Des données sensibles contenues dans un fichier trop accessible
Le décret défini une liste limitative qui comprend principalement les services de gendarmerie, de police et de douanes dans le cadre de leurs missions. Mais l’accès s’étend également aux agents des services centraux des ministères de l’intérieur et des affaires étrangères, ainsi qu’aux agents des services de renseignement, ou encore aux préfectures et aux sous-préfectures. Toutefois, de manière exceptionnelle et limitée, le décret prévoit la communication des données personnelles dans certaines situations à Interpol. Et il prévoit aussi une communication des données, mis à part la photo numérisée et les empreintes digitales, aux États membres de l’espace Schengen afin de vérifier la légitimité d’un signalement effectué pour un titre perdu, volé ou invalidé.
D’un point de vue strictement juridique, la création de ce fichier par le Gouvernement est tout à fait possible sur la base de l’article 27-l-2° de la loi « Informatique et Libertés » du 6 janvier 1978, mais d’un point de vue politique cela constitue une atteinte à la démocratie. Comment un fichier d’une telle ampleur peut-il être créé sans aucun débat public alors qu’il concerne l’ensemble de la société française ?

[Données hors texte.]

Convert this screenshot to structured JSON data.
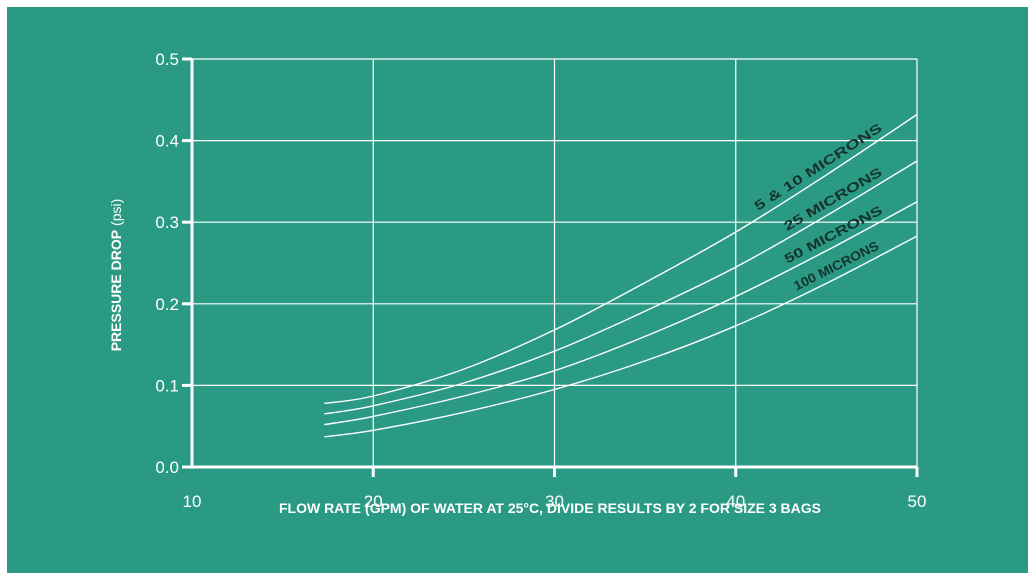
{
  "colors": {
    "background": "#2a9a85",
    "axis": "#ffffff",
    "grid": "#ffffff",
    "curve": "#ffffff",
    "label_text": "#17332e"
  },
  "chart_data": {
    "type": "line",
    "title": "",
    "xlabel": "FLOW RATE (GPM) OF WATER AT 25°C, DIVIDE RESULTS BY 2 FOR SIZE 3 BAGS",
    "ylabel_bold": "PRESSURE DROP",
    "ylabel_unit": "(psi)",
    "xlim": [
      10,
      50
    ],
    "ylim": [
      0.0,
      0.5
    ],
    "x_ticks": [
      10,
      20,
      30,
      40,
      50
    ],
    "x_tick_labels": [
      "10",
      "20",
      "30",
      "40",
      "50"
    ],
    "y_ticks": [
      0.0,
      0.1,
      0.2,
      0.3,
      0.4,
      0.5
    ],
    "y_tick_labels": [
      "0.0",
      "0.1",
      "0.2",
      "0.3",
      "0.4",
      "0.5"
    ],
    "grid": true,
    "series": [
      {
        "name": "5 & 10 MICRONS",
        "x": [
          17.3,
          20,
          25,
          30,
          35,
          40,
          45,
          50
        ],
        "y": [
          0.078,
          0.087,
          0.12,
          0.168,
          0.226,
          0.288,
          0.358,
          0.432
        ]
      },
      {
        "name": "25 MICRONS",
        "x": [
          17.3,
          20,
          25,
          30,
          35,
          40,
          45,
          50
        ],
        "y": [
          0.065,
          0.075,
          0.103,
          0.142,
          0.191,
          0.245,
          0.308,
          0.375
        ]
      },
      {
        "name": "50 MICRONS",
        "x": [
          17.3,
          20,
          25,
          30,
          35,
          40,
          45,
          50
        ],
        "y": [
          0.052,
          0.062,
          0.087,
          0.118,
          0.16,
          0.209,
          0.265,
          0.325
        ]
      },
      {
        "name": "100 MICRONS",
        "x": [
          17.3,
          20,
          25,
          30,
          35,
          40,
          45,
          50
        ],
        "y": [
          0.037,
          0.045,
          0.067,
          0.095,
          0.13,
          0.173,
          0.225,
          0.283
        ]
      }
    ]
  }
}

Dès lors ce qui est principalement reproché c’est la manière utilisée par le ministre de l’intérieur pour créer un fichier regroupant des données si sensibles. Le fait de créer un tel fichier par la voie réglementaire plutôt que par la voie législative n’a pas permis de soumettre le texte à un débat public devant le Parlement, ce qui suscite des inquiétudes quant à la finalité du fichier TES. Paradoxalement, un fichier similaire était déjà souhaité par le Gouvernement Fillon, ce qui avait été vivement critiqué par les opposants socialistes actuellement au Gouvernement. D’ailleurs, ce projet de loi sur l’identification fut censuré en 2012 par le Conseil constitutionnel, qui s’était également opposé à ce que soit mise en place l’option d’une puce électronique de e-commerce permettant de s’authentifier en ligne. Le Conseil constitutionnel jugeait que « l’atteinte au respect de la vie privée – constituée par l’ampleur du traitement de données et les possibilités de consultation du fichier – ne pouvait être regardée comme proportionnée au but poursuivi ».
La crainte d’une fuite des données personnelles
Pourtant la Commission Nationale de l’Informatique et des Libertés (CNIL), a émis des réserves à propos de la création d’un tel fichier. Bien qu’il existait déjà un fichier spécifique aux passeports regroupant des données de 15 millions de citoyens français, le changement opéré avec le fichier TES est à la fois un changement d’ampleur puisque ce dernier doit concerner 60 millions de personnes, et à la fois un changement de nature dans la mesure où un nombre infiniment plus important de données sera récupéré. C’est un changement notable puisque les données personnelles contenues dans le fichier TES pourront être consultées par un certain nombre de personnes, posant la question essentielle de la sécurisation d’une telle base de données.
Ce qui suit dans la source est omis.